Among 424 CSF specimens collected from 404 patients hospitalized in the 2 previous years, 1 supplementary specimen was positive for astrovirus MLB2. The patient was the HSCT recipient whose feces had also been screened positive (Figure 2, panel C). Of note, we detected astrovirus MLB2 RNA in CSF from this patient over a 3-month period and intermittently in plasma specimens from this patient over a 2-month period.
Meningitis: Clinical Case Descriptions
The case-patient (Figure 2, panels A, B) had been enrolled in the virus discovery study. In September 2014, this previously healthy 21-year-old woman sought treatment for an unusually severe headache and fever of a few hours’ duration. She lived in a rural area, had 2 housecats, and had recently traveled to Portugal. She worked at a children’s daycare center. Physical examination revealed neck stiffness without focal neurologic deficits. Blood laboratory test results were within reference limits; leukocyte count was 4.2 × 109 cells/L, and C-reactive protein level was 27 nmol/L. Analysis of CSF obtained by lumbar puncture (LP) at admission revealed clear fluid yet an abnormally high leukocyte count of 915 cells/μL (reference range 0–5 cells/μL), with 93% neutrophils; slightly elevated protein (73 mg/dL, reference range 15–45 mg/dL); and a CSF/plasma glucose ratio of 0.53. The patient was admitted and ceftriaxone and acyclovir were administered empirically.
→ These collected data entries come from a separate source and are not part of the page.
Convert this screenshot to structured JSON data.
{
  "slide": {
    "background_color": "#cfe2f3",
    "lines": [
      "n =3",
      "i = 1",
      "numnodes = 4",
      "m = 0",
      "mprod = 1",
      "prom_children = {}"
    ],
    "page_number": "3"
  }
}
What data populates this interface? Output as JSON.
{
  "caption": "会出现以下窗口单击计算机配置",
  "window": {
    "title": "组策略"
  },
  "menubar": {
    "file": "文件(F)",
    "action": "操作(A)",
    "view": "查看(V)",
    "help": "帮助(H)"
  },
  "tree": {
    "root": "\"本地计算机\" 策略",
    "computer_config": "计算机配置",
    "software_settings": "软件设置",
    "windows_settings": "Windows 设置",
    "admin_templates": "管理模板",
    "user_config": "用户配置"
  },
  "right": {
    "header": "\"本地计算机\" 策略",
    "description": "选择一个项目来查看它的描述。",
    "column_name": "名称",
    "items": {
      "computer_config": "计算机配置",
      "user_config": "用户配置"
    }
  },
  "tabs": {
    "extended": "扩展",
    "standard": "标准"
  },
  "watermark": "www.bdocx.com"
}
Bacterial CSF cultures remained negative, as did viral real-time RT-PCR assays targeting herpes simplex virus, varicella-zoster virus, enteroviruses, parechovirus, and Toscana virus. Serologic testing for HIV, Treponema pallidum (syphilis), tickborne encephalitis virus, and Borrelia burgdorferi (Lyme disease) were negative, as were blood cultures. The patient underwent repeat LP 4 days after admission; the CSF leukocyte count had decreased to 47 cells/μL with a shift toward lymphocytic predominance (92%), whereas protein levels had returned to reference range (21 mg/dL). Real-time PCR results for herpes simplex virus and varicella-zoster virus remained negative on the second CSF analysis, and acyclovir was discontinued. Real-time PCR results for Streptococcus pneumoniae and Neisseria meningitidis was also negative, and ceftriaxone was discontinued after 7 days. The patient continued to improve; she was discharged 10 days after admission with a presumptive diagnosis of viral meningitis.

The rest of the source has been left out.